Гдѣ человѣкъ главу предъ скипетромъ склоняетъ.

Межь братьями меньшой, онъ старшимъ показалъ,

Что флагъ, пловучій щитъ британскихъ гордыхъ скалъ,

Склониться долженъ въ прахъ предъ тѣмъ, кто, полнъ любови

Къ странѣ, купилъ её цѣной дешовой крови.

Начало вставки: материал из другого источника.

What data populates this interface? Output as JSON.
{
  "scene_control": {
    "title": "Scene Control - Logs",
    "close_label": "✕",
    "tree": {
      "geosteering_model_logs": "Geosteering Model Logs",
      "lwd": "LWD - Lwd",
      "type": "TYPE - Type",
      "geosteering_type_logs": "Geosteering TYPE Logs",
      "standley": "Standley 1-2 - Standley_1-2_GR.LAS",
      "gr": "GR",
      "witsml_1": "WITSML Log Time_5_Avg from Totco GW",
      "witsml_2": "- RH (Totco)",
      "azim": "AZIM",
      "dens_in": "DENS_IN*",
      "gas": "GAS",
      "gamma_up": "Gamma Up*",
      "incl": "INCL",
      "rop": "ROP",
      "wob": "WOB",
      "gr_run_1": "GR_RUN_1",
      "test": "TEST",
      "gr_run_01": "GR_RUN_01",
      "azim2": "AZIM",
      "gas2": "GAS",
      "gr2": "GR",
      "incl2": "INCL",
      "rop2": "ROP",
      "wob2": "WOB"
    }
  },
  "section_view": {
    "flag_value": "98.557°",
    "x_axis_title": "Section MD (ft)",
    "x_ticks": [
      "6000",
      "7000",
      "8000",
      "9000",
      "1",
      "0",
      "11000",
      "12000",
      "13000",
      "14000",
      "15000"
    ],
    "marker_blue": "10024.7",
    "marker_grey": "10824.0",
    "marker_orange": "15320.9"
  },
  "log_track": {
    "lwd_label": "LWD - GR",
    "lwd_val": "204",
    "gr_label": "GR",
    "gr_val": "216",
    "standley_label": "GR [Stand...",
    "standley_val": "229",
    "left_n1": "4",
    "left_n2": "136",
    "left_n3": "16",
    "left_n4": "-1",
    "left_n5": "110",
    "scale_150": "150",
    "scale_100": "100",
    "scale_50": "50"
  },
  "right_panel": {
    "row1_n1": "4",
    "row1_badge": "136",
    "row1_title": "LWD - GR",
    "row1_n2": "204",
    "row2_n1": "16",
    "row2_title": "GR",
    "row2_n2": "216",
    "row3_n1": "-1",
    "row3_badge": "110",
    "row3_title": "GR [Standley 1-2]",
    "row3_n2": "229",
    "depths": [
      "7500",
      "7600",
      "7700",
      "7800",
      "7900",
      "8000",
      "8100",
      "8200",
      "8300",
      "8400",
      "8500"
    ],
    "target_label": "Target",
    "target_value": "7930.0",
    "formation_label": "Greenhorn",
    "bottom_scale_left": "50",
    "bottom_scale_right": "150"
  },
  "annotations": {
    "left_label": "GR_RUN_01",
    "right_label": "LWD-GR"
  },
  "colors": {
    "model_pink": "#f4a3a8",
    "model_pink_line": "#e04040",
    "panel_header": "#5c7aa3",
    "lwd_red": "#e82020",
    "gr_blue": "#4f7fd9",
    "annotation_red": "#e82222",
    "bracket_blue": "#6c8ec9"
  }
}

Пусть въ человѣкѣ кровь вздымается волной,

А не сочится въ нёмъ лѣнивою струёй,

Тѣмъ дѣлая его похожимъ на больного,

Который, отдохнувъ, чуть двигается снова.

Не лучше ли въ землѣ съ спартанцами лежать,

Въ ущельяхъ Ѳермопилъ сдержавшихъ персовъ рать,

Чѣмъ утонуть въ грязи, чѣмъ взятымъ быть трясиной!

Нѣтъ, лучше во сто вратъ, промчавшись надъ пучиной,

Разбавить океанъ одной живой струёй,

Одною душъ отцовъ достойною душой.

Усиливши тѣмъ край святой свободы сыномъ,

А міръ -- ещё однимъ свободнымъ гражданиномъ...

Перевод Н. В. Гербеля (1877).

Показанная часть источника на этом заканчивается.